La requête intervenait alors que l’institution subissait à la fois des conflits internes et des attaques de la part de médecins cotisant à l’ordre concernant la régularité des élections.

Un rapport provisoire, rendu public par Le Parisien, vient raviver la polémique.

En cause : les rémunérations perçues par certains membres du bureau.

Six conseillers, soit 20 % des effectifs, perçoivent « 43 % du total des rémunérations », rapporte le quotidien.

Certaines étant « versées en marge de tout cadre juridique ».

Des faits « susceptibles d’être pénalement qualifiés ».

Quant aux indemnités compensant la perte de revenu liée à l’activité de l’ordre, leur niveau est jugé « élevé », d’autant plus qu’il ne correspond souvent qu’à « un mi-temps au plus ».

Celles du président et du secrétaire général sont cités en exemple : 82 800 euros annuels.
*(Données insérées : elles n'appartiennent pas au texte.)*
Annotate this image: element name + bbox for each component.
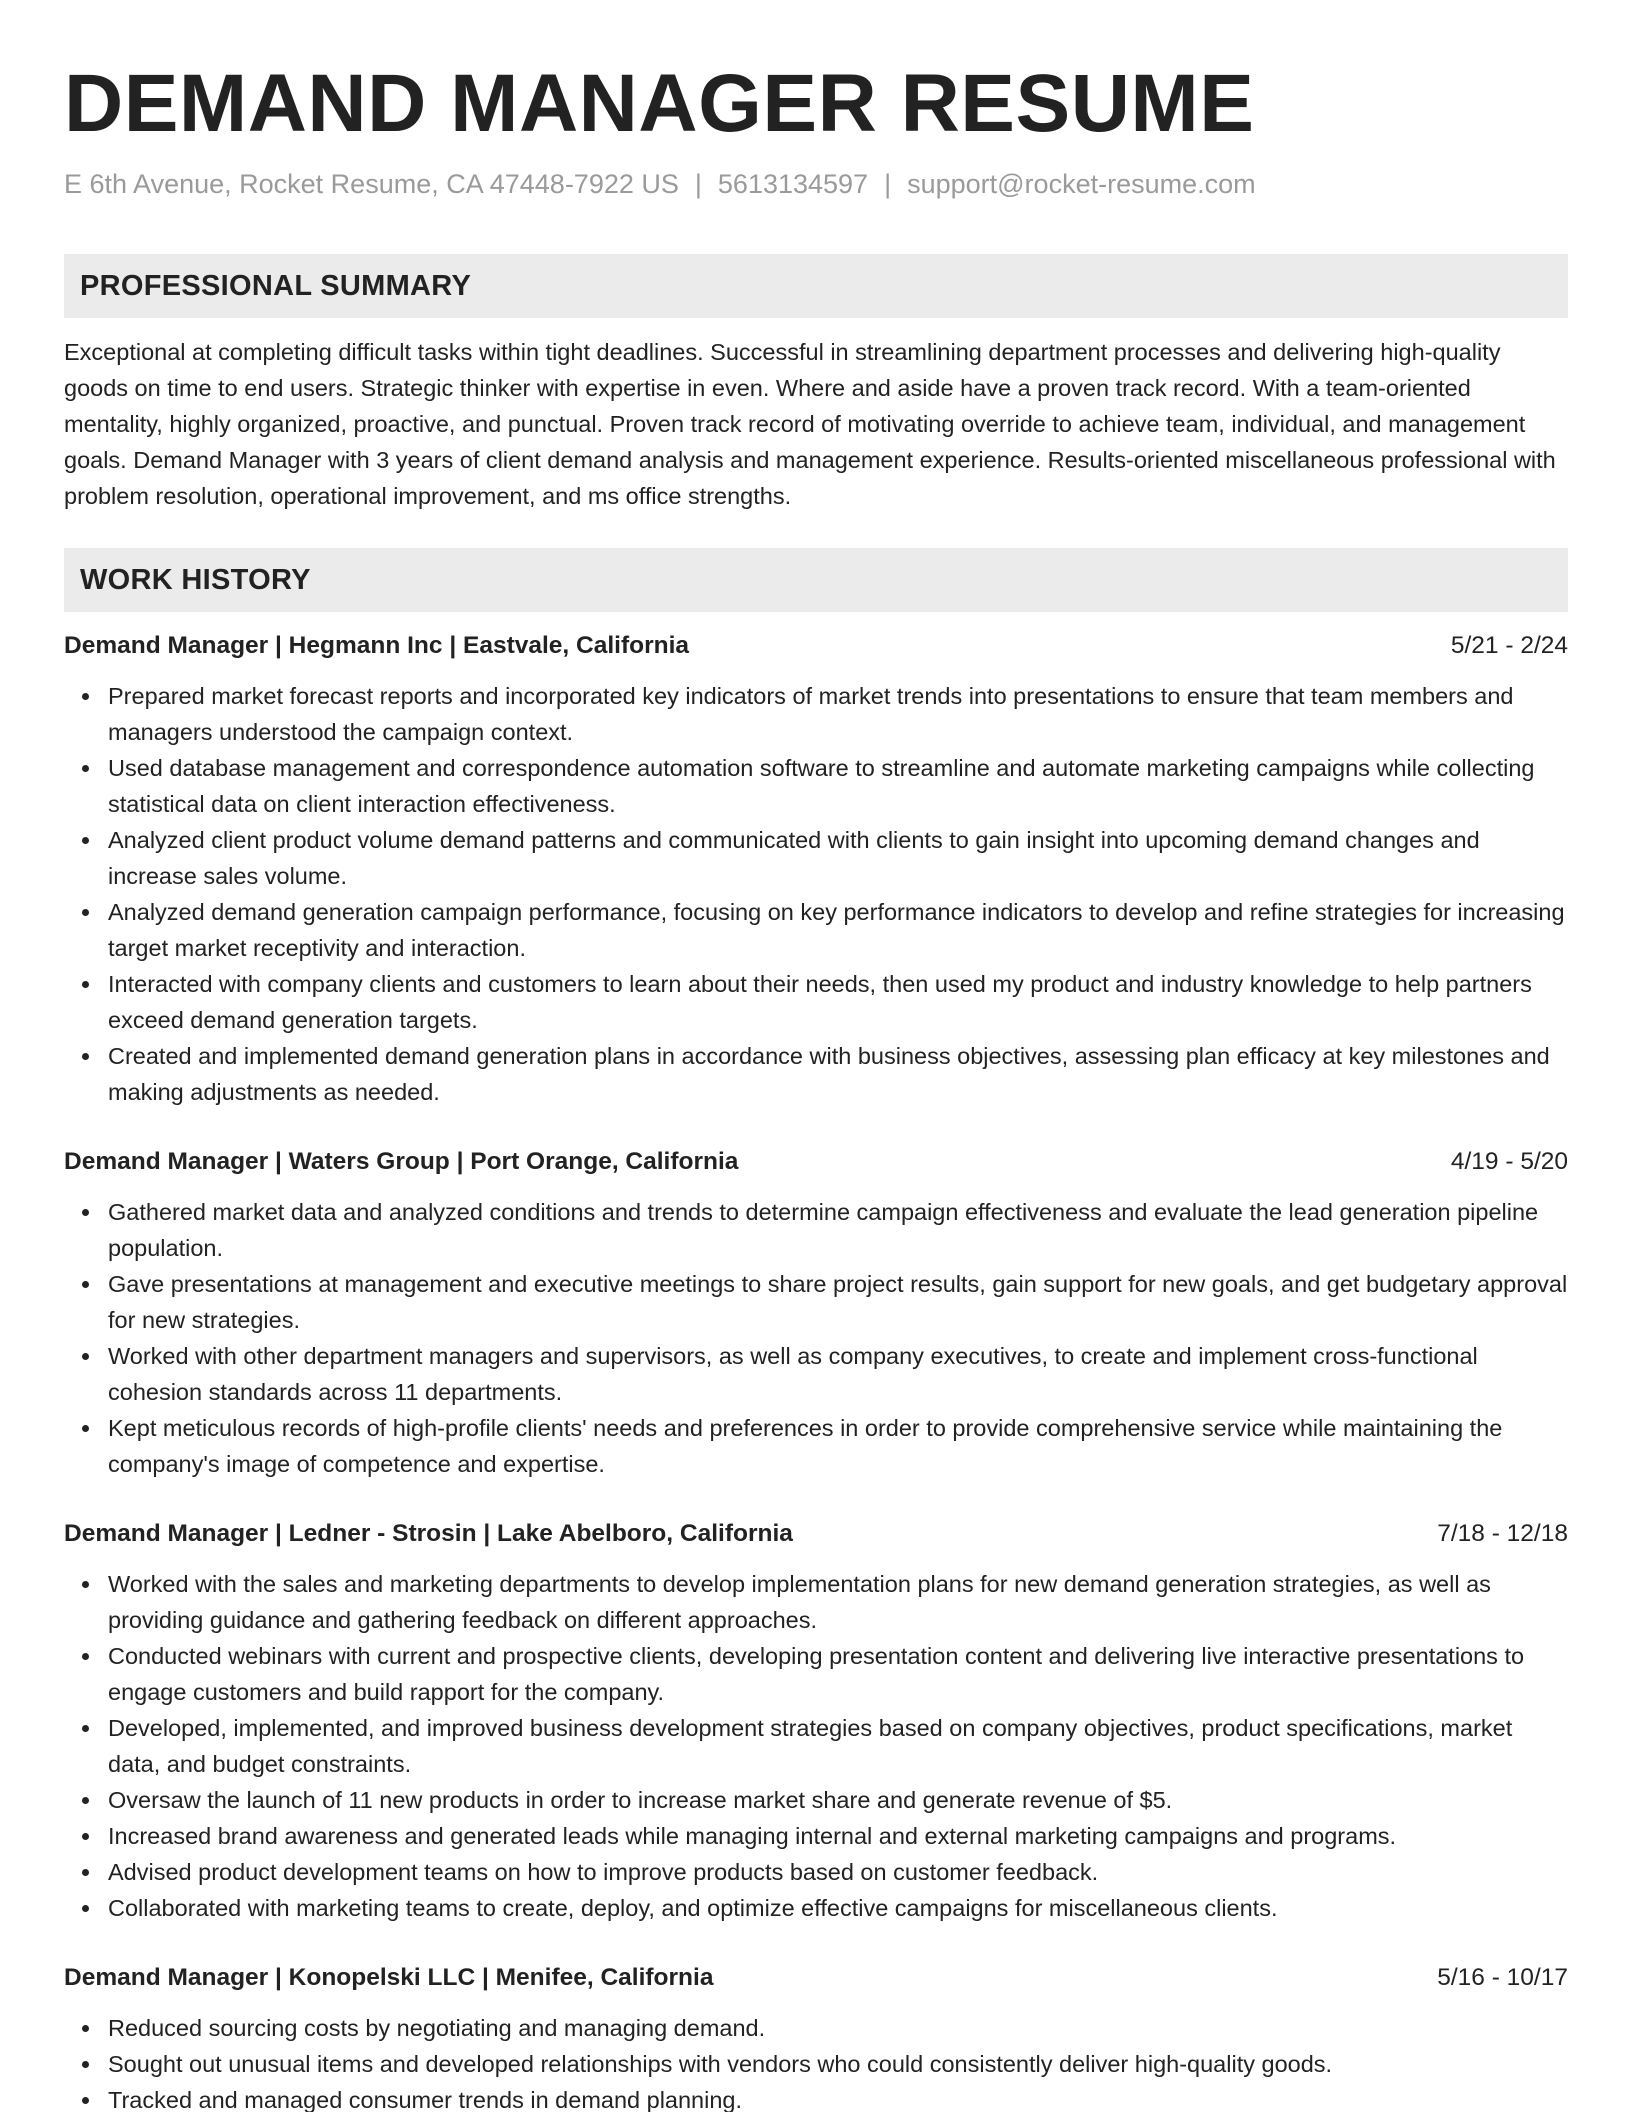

Autre dérapage constaté : les indemnités de fin de mandat, des « parachutes qui avoisinent entre deux et six mois d’indemnités », et sont exonérées de cotisations sociales, de CSG et Crds.

L’Igas préconise donc dans ce rapport provisoire qui comporte 31 propositions, d’en finir notamment avec les indemnités de fin de mandat, d’encadrer le versement des rémunérations.

Mais également, ce qui est une disposition exceptionnelle, de dissoudre le bureau du conseil parisien et de procéder à de nouvelles élections.

L’Ordre parisien doit faire connaître ses réponses à l’Igas, ce mois.

Le rapport définitif est attendu en novembre.